If you are recruiting correctly you will be giving it the time it deserves.

Unlike my mate who runs a restaurant in Edinburgh.  Well, I say restaurant; café is a more accurate description.

He’s always hiring because people keep leaving – it’s a real issue to him.

His problem is that he doesn’t make it hard enough for people to get the job.  He advertises in the window of his restaurant/café and people walk in off the street.  He gives them a trial and as long as they don’t screw up too badly, they get the job.

Then, when the new employee arrives, my mate has invariably forgotten they’re coming and so he’s in a bit of panic ‘cos he’s got nothing prepared.

Lo and behold, a week later, the new member of staff becomes his latest ex-member of staff.

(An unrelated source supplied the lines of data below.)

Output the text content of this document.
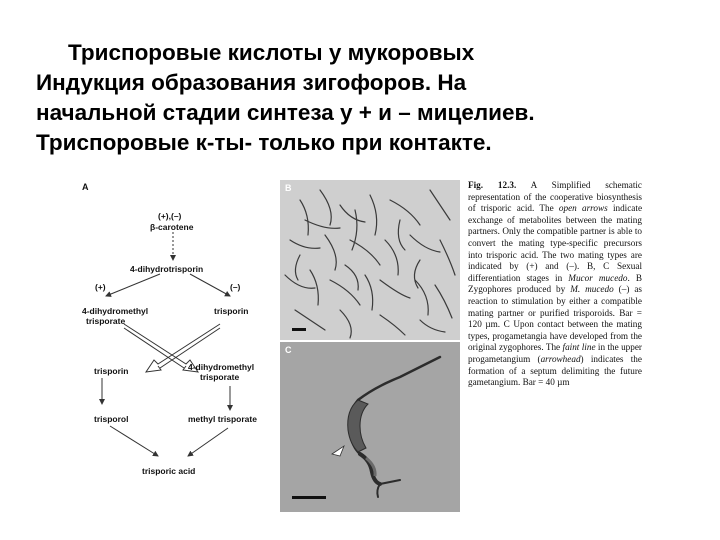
Триспоровые кислоты у мукоровых
Индукция образования зигофоров. На
начальной стадии синтеза у + и – мицелиев.
Триспоровые к-ты- только при контакте.
A
(+),(–)
β-carotene
4-dihydrotrisporin
(+)	(–)
4-dihydromethyl
trisporate
trisporin
trisporin	4-dihydromethyl
trisporate
trisporol	methyl trisporate
trisporic acid
B
C
Fig. 12.3. A Simplified schematic representation of the cooperative biosynthesis of trisporic acid. The open arrows indicate exchange of metabolites between the mating partners. Only the compatible partner is able to convert the mating type-specific precursors into trisporic acid. The two mating types are indicated by (+) and (–). B, C Sexual differentiation stages in Mucor mucedo. B Zygophores produced by M. mucedo (–) as reaction to stimulation by either a compatible mating partner or purified trisporoids. Bar = 120 µm. C Upon contact between the mating types, progametangia have developed from the original zygophores. The faint line in the upper progametangium (arrowhead) indicates the formation of a septum delimiting the future gametangium. Bar = 40 µm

Now, there are a couple of reasons for this, firstly it’s because it’s easy come, easy go but secondly it’s because his employees don’t feel welcome when they arrive.

Let’s assume, just a for a minute, that you do give recruitment the time it deserves and you’re using something like the Chainlink Recruitment System, which requires candidates to jump through a series of (metaphorical) hoops before they get the job.  In other words, it’s tough to get a position with you, which means you are left with the people who really want to work for you and the job is valuable to them.

Of course, if you give recruitment the time it deserves, this means there’s a significant investment, not least in your time.

And you can blow that investment out of the water if you fail to follow it up with a proper induction process.

Think about it for a minute.  All through the recruitment process you’re saying ‘come and work for us, we’re great’ and the first time you get to demonstrate this to your new staff member, you ain’t.  Great, that is.

So what does a great induction look like?

Well, to a certain degree it depends on the business, but the one common denominator is time.  Your time as boss of the business, dedicated to your new member of staff will say to them ‘You’re important to me and I want you to be comfortable.’

Then you really need to consider Herzberg.

Yes you do and you know you want to.

Herzberg says that you have to make sure all the basics are in place before you can start to motivate anyone with things like nights out.  The basics, probably, means things like getting the contract sorted, pay details, where the loos are, being introduced to the team and making sure there is a work station, email address and personal space available if it’s needed in your business, of course.